No wonder your deans regret hiring you. Had your employers foreseen that you would associate their schools with this flaming shitstorm of a blog, you'd all be teaching at Liberty, Ave Maria, Regent, and maybe George Mason or Chapman.
Say what!?!?
Whole problem would be solved with a "Liberal" dose of Capital Punishment. I don't get it? we execute Dogs, Cats, Babies just for being inconvenient, surely it shouldn't be that hard to "Terminate" Smiley... And I mean in a legal way, not the "the Prisoners will take care of him"

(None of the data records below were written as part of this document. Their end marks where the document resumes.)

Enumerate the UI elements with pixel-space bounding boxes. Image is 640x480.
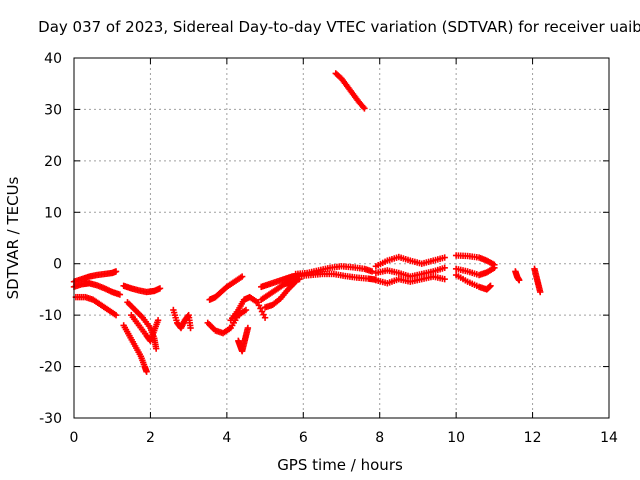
data-point	[242, 306, 250, 314]
data-point	[244, 324, 252, 332]
series-arc-y	[512, 268, 523, 284]
data-point	[156, 285, 164, 292]
data-point	[261, 314, 269, 321]
data-point	[441, 264, 448, 272]
series-arc-f	[124, 299, 160, 352]
chart-title: Day 037 of 2023, Sidereal Day-to-day VTE…	[38, 18, 640, 36]
data-point	[238, 273, 246, 280]
x-axis-label: GPS time / hours	[277, 456, 403, 474]
series-arc-l	[235, 324, 252, 355]
series-arc-x	[452, 271, 494, 293]
data-point	[154, 317, 162, 324]
series-arc-v	[452, 252, 498, 268]
y-tick-label: 30	[44, 102, 62, 118]
series-arc-t	[372, 264, 448, 280]
data-point	[116, 291, 124, 298]
series-arc-d	[120, 282, 164, 296]
x-tick-label: 14	[600, 430, 618, 446]
x-tick-label: 8	[375, 430, 384, 446]
series-arc-j	[206, 273, 246, 303]
y-tick-label: -10	[39, 308, 62, 324]
y-tick-label: 10	[44, 205, 62, 221]
y-tick-label: -20	[39, 360, 62, 376]
data-point	[112, 268, 120, 275]
data-point	[152, 345, 160, 352]
y-tick-label: -30	[39, 411, 62, 427]
data-point	[515, 276, 523, 284]
series-arc-e	[120, 322, 150, 375]
y-axis-label: SDTVAR / TECUs	[4, 176, 22, 299]
y-tick-label: 0	[53, 257, 62, 273]
series-arc-h	[170, 306, 194, 332]
x-tick-label: 10	[447, 430, 465, 446]
series-arc-q	[296, 270, 380, 283]
data-point	[491, 264, 498, 272]
axis-ticks: 0 2 4 6 8 10 12 14 -30 -20 -10 0 10 20 30 40	[39, 51, 618, 446]
data-point	[187, 324, 194, 332]
series-arc-o	[261, 278, 299, 311]
data-point	[292, 278, 299, 285]
data-point	[112, 311, 120, 319]
series-arc-r	[332, 70, 368, 112]
y-tick-label: 40	[44, 51, 62, 67]
data-point	[361, 105, 368, 112]
data-point	[441, 275, 448, 283]
series-arc-s	[372, 253, 448, 270]
data-point	[487, 282, 494, 290]
data-points	[70, 70, 544, 375]
y-tick-label: 20	[44, 154, 62, 170]
series-arc-k	[227, 293, 269, 324]
series-arc-i	[204, 306, 250, 337]
data-point	[368, 268, 376, 275]
x-tick-label: 2	[146, 430, 155, 446]
x-tick-label: 0	[70, 430, 79, 446]
series-arc-w	[452, 264, 498, 279]
series-arc-b	[70, 280, 124, 298]
grid	[74, 58, 609, 418]
data-point	[143, 368, 150, 375]
series-arc-c	[72, 293, 120, 319]
x-tick-label: 6	[299, 430, 308, 446]
plot-frame	[73, 57, 610, 419]
data-point	[537, 288, 544, 296]
x-tick-label: 12	[524, 430, 542, 446]
data-point	[441, 254, 448, 261]
series-arc-u	[372, 273, 448, 287]
series-arc-g	[128, 311, 162, 345]
series-arc-z	[531, 265, 544, 296]
x-tick-label: 4	[222, 430, 231, 446]
series-arc-n	[258, 275, 303, 303]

My God, Frank. People are executing babies!!!???!!! Why on earth are you not bringing this to the cops' attention? I'm picturing masked gunmen, going into parents' bedrooms and shooting these babies in their cribs. Or nefarious owners of child care centres feeding these babies poisoned fruit juice?
I'm amazed that these cases are not making it into the conservative or liberal media . . . which usually are very good about reporting (extensively and breathlessly) whenever a baby is murdered or even accidentally killed. And your talking about executions. Gosh, I hope they are not state-sponsored, like executions of adults who have been convicted of horrific crimes.
What are your sources, Frank?
your = you're
(obviously).
If you have information concerning the execution of a single baby, the sole decent course would be to alert the appropriate law enforcement authority.
If you have no such information, the only decent course would be to stop sputtering superstition-based nonsense and leave the public debates to competent adults.
Illiterate clingers -- especially those who put the capital (randomly, like a second-grader) in capital offense -- are among my favorite culture war casualties.
you're using an extremely loose "we" in your comment.
We’ve got too high of a propensity to incarcerate and sometimes execute innocent people.
A common logic bust among conservatives is that the government is universally incompetent (which is directionally true) but somehow the police and prosecutors are pillars of ability and competence. Turns out that ain’t so.
The government should not have the power to take life because sure enough they’ll fuck it up.
It's not that I don't think the government makes mistakes. It's that I don't care. 99% of the "innocent" people on death row were not innocent. They were almost always violent screwups. They just happened to be innocent of the one thing they were convicted of, but they're almost always young, criminal, screwup men from single mother households, who the world is objectively better off without.
So do we get to execute everyone that fits that description, or only those that we can hang a bogus crime on?
I'd be very happy if all 85 IQ career criminals raised by single mothers were executed.
We'll miss you.
Should we send flowers to the family?
That's a bear of a headline to parse until you read the story.